# Odyssea LED



## TankCla (Dec 31, 2010)

Hi guys!
Do you know around Toronto if I can find Odyssea LEDs like these?
3 out of 4 leds are not working anymore.
I got the fixture from Aquatraders, and they have 4pk for 12$, but the shipping is expensive.


----------



## cablemike (Jan 7, 2009)

I'm pretty sure those are custom modules. You may be able to take it apart and solder in new LEDs. But as far as finding the modules I this aqua traders is the only option.


----------



## TankCla (Dec 31, 2010)

New LEDs, from where? Must be the same type. 

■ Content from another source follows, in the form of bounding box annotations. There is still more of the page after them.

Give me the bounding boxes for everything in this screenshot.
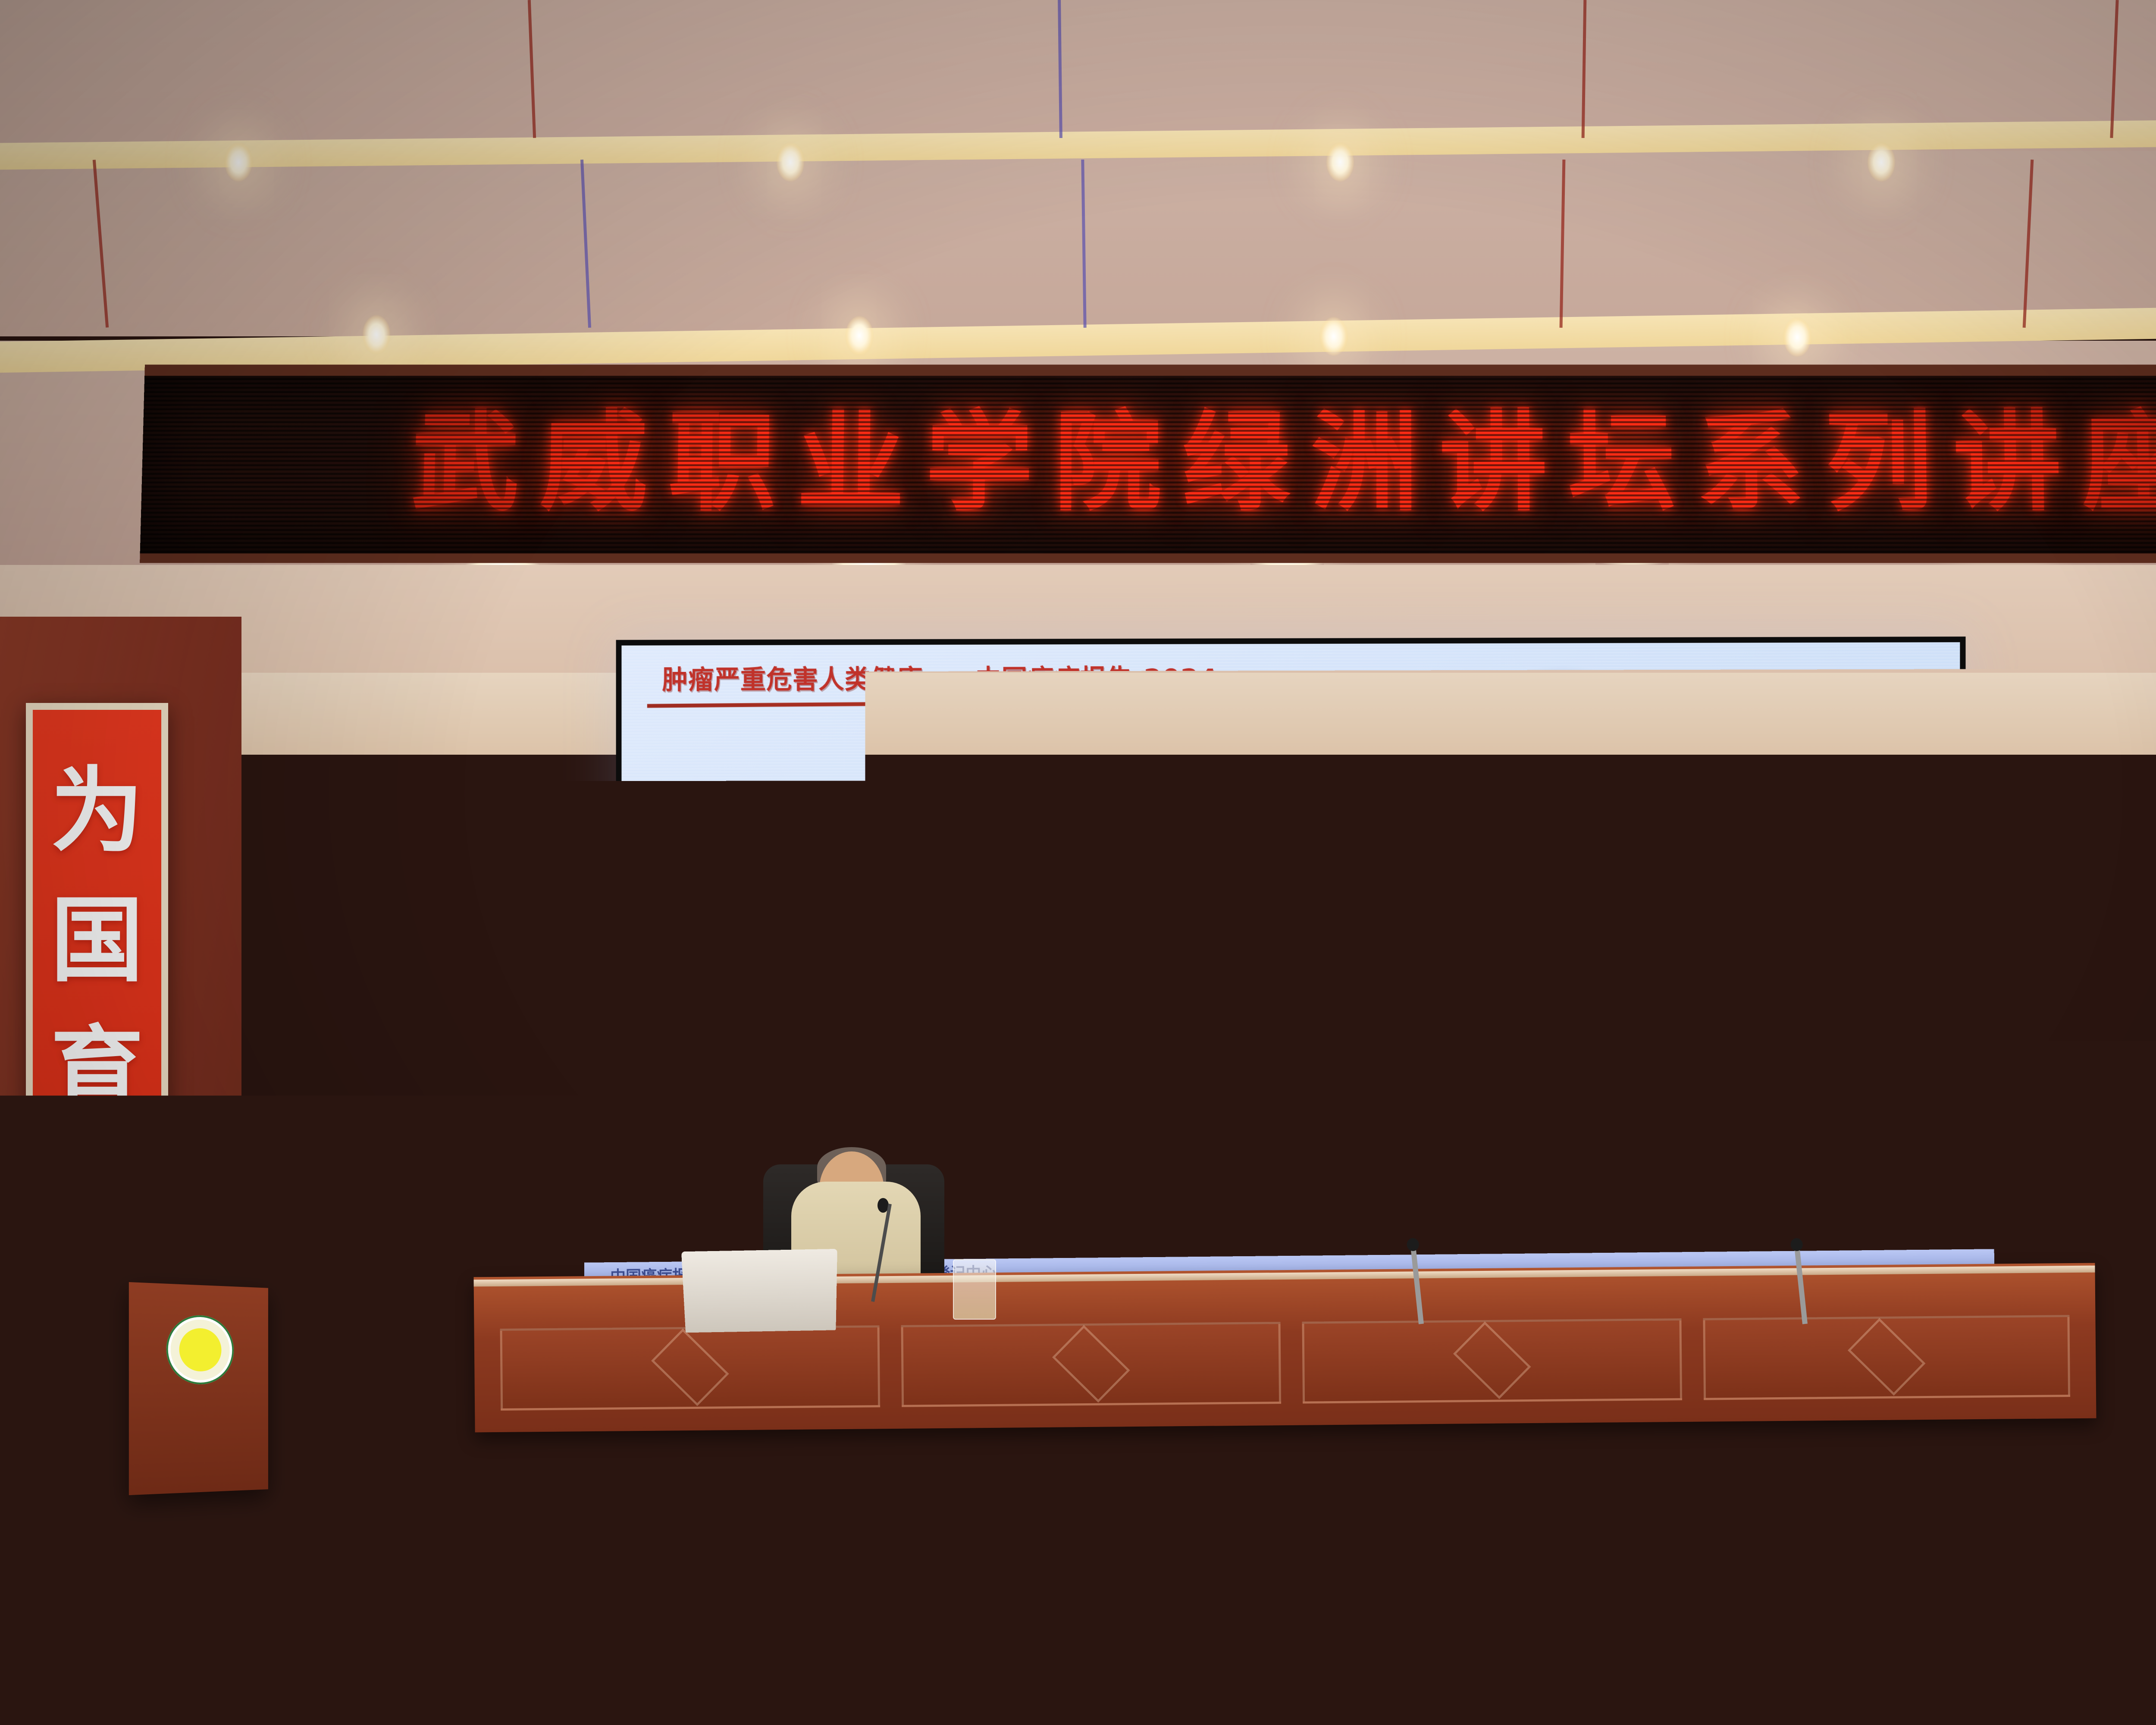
audience-head — [929, 1426, 975, 1504]
audience-head — [2011, 1402, 2049, 1450]
hospital-seal-icon — [1658, 1188, 1706, 1236]
pie-slice-value: 1 028 658 (5.3%) — [1731, 953, 1852, 970]
logo-cn-sub: 第 二 医 院 — [1792, 1190, 1855, 1203]
audience-head — [394, 1364, 429, 1407]
hospital-logo: 兰州大学 第 二 医 院 第二临床医学院 Lanzhou University … — [1658, 1184, 1948, 1240]
audience-head — [1711, 1403, 1752, 1450]
pie-slice-name: China — [1694, 708, 1824, 724]
bullet-marker-icon: ➤ — [1140, 1045, 1162, 1080]
bullet-item-cont: 癌症防控形势严峻； — [1140, 1080, 1927, 1117]
audience-head — [728, 1363, 761, 1407]
pie-slice-label: France 467 965 (2.4%) — [1238, 897, 1345, 930]
audience-head — [368, 1399, 405, 1450]
audience-head — [2040, 1431, 2085, 1504]
audience-head — [1616, 1433, 1661, 1504]
pie-slice-value: 592 212 (3.1%) — [1365, 1025, 1473, 1041]
bullet-text: 癌症防控形势严峻； — [1162, 1080, 1341, 1116]
audience-head — [1390, 1371, 1425, 1407]
pie-slice-name: India — [1749, 896, 1870, 912]
audience-head — [182, 1468, 235, 1566]
pie-slice-separators — [1441, 673, 1683, 1019]
audience-seat — [82, 1629, 187, 1703]
pie-slice-label: China 4 568 754 (23.7%) — [1694, 708, 1824, 741]
audience-head — [2088, 1390, 2130, 1450]
drinking-glass — [953, 1259, 996, 1320]
bullet-item-cont: 并推动抗癌创新药物及设备的发展，“预防+治疗”双管齐下， — [1140, 1151, 1927, 1187]
bullet-item: ➤ 我国恶性肿瘤负担日益加重，城乡差异较大，地区分布不均衡， — [1140, 1045, 1927, 1081]
audience-head — [265, 1370, 300, 1407]
audience-head — [1195, 1361, 1229, 1407]
bullet-text: 才能更好降低癌症负担，护卫人民健康。 — [1162, 1186, 1520, 1222]
audience-head — [944, 1587, 1021, 1722]
ceiling-downlight — [362, 315, 391, 354]
bullet-item: ➤ 癌症防治需纳入卫生计划，将有助降低我国未来的癌症负担， — [1140, 1116, 1927, 1152]
audience-head — [1014, 1439, 1060, 1504]
audience-head — [815, 1390, 852, 1450]
pie-slice-label: Russian Federation 591 371 (3.1%) — [1234, 937, 1369, 970]
pie-slice-name: Italy — [1225, 815, 1332, 832]
audience-head — [1495, 1402, 1531, 1450]
pie-slice-value: 6 936 010 (36%) — [1234, 770, 1349, 787]
pie-leader-line — [1681, 926, 1730, 947]
led-banner-text: 武威职业学院绿洲讲坛系列讲座 — [141, 398, 2156, 527]
pie-slice-name: Others — [1234, 754, 1349, 770]
audience-seating — [0, 1393, 2156, 1725]
ceiling-downlight — [224, 142, 253, 182]
scroll-char: 育 — [51, 1005, 144, 1135]
pie-slice-label: Germany 628 519 (3.3%) — [1627, 1006, 1735, 1039]
audience-seat — [1602, 1713, 1727, 1725]
rose-outside-label: 睾丸癌 0.35 — [797, 839, 837, 919]
audience-head — [860, 1367, 892, 1407]
audience-seat — [1712, 1629, 1817, 1703]
audience-head — [258, 1559, 325, 1722]
audience-head — [528, 1358, 563, 1407]
audience-seat — [1400, 1440, 1468, 1489]
red-scroll-banner-left: 为 国 育 才 — [26, 703, 168, 1302]
audience-head — [390, 1485, 441, 1566]
audience-head — [569, 1537, 626, 1639]
audience-seat — [1595, 1629, 1701, 1703]
audience-head — [1526, 1361, 1557, 1407]
pie-slice-label: India 1 324 413 (6.9%) — [1749, 896, 1870, 928]
audience-head — [1255, 1359, 1290, 1407]
pie-slice-name: Germany — [1627, 1006, 1735, 1022]
audience-seat — [548, 1629, 653, 1703]
audience-head — [285, 1399, 323, 1450]
audience-head — [766, 1432, 807, 1504]
pie-leader-line — [1350, 887, 1381, 944]
audience-seat — [1430, 1495, 1507, 1550]
rose-center-label: 发病数 — [821, 993, 893, 1019]
audience-head — [1216, 1609, 1290, 1722]
ceiling-downlight — [845, 316, 874, 355]
audience-head — [1570, 1474, 1622, 1566]
pie-slice-value: 1 324 413 (6.9%) — [1749, 913, 1870, 929]
scroll-char: 为 — [51, 746, 144, 876]
audience-seat — [94, 1713, 218, 1725]
audience-head — [1919, 1357, 1951, 1407]
pie-slice-value: 591 371 (3.1%) — [1234, 953, 1369, 970]
rose-center-value: 482.47万人 — [787, 1019, 927, 1049]
pie-slice-label: Others 6 936 010 (36%) — [1234, 754, 1349, 787]
audience-head — [666, 1608, 742, 1722]
audience-head — [90, 1490, 138, 1566]
audience-head — [921, 1367, 956, 1407]
audience-head — [1126, 1367, 1163, 1407]
pie-slice-value: 4 568 754 (23.7%) — [1694, 724, 1824, 741]
rose-outside-label: 喉癌 2.95 — [720, 892, 780, 950]
lecture-hall-photo: 武威职业学院绿洲讲坛系列讲座 为 国 育 才 为 党 育 人 肿瘤严重危害人类健… — [0, 0, 2156, 1725]
rose-chart-center: 发病数 482.47万人 — [777, 957, 936, 1085]
audience-head — [330, 1370, 364, 1407]
college-tree-icon — [185, 1334, 216, 1365]
scroll-char: 国 — [51, 876, 144, 1005]
pie-leader-line — [1711, 847, 1753, 860]
audience-head — [1119, 1406, 1155, 1450]
audience-seat — [1739, 1713, 1864, 1725]
audience-head — [1078, 1568, 1147, 1722]
ceiling-downlight — [1783, 317, 1811, 357]
ceiling-downlight — [1326, 142, 1354, 182]
audience-seat — [69, 1557, 159, 1621]
pie-leader-line — [1332, 816, 1376, 886]
pie-slice-name: Brazil — [1365, 1008, 1473, 1025]
audience-head — [1724, 1365, 1758, 1407]
audience-head — [398, 1603, 475, 1722]
rose-chart: 肺癌106.06 结直肠癌51.71 甲状腺癌46.61 肝癌36.77 胃癌3… — [647, 700, 1162, 1230]
country-pie-chart: China 4 568 754 (23.7%) United States of… — [1169, 659, 1944, 1050]
audience-head — [2054, 1368, 2088, 1407]
rose-outside-label: 子宫颈癌 15.07 — [986, 1059, 1087, 1111]
audience-head — [881, 1471, 932, 1566]
pie-leader-line — [1666, 718, 1695, 728]
pie-slice-value: 628 519 (3.3%) — [1627, 1022, 1735, 1039]
audience-head — [1898, 1595, 1972, 1722]
audience-head — [888, 1405, 923, 1450]
audience-head — [1457, 1363, 1493, 1407]
audience-head — [1151, 1524, 1214, 1639]
pie-slice-label: Italy 415 269 (2.2%) — [1225, 815, 1332, 848]
pie-slice-label: Japan 1 028 658 (5.3%) — [1731, 937, 1852, 970]
audience-head — [258, 1442, 299, 1504]
audience-seat — [505, 1713, 630, 1725]
audience-head — [1568, 1388, 1605, 1450]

Sent from my iPhone using Tapatalk


----------



## cablemike (Jan 7, 2009)

What I was trying to say is I doubt you will find a dealer in Toronto that sells the parts for these units. I think akuatraders will be the only source for the parts themselves.


----------



## Tim (Dec 11, 2011)

http://www.aquainspiration.com carries odyssea lights so give them a call, maybe they can help

LOCATION:
3477 Kennedy Road UNIT #9, Scarborough, ONTARIO, CANADA M1V 3Z7
(Steeles/Kennedy intersection)

Tel: 647 - 729 - 6667

Email Address: [email protected]


----------



## TankCla (Dec 31, 2010)

Will call them tomorrow. 

Thank you!


Sent from my iPad using Tapatalk


----------



## TankCla (Dec 31, 2010)

No luck. They don't sell parts. 


Sent from my iPad using Tapatalk


----------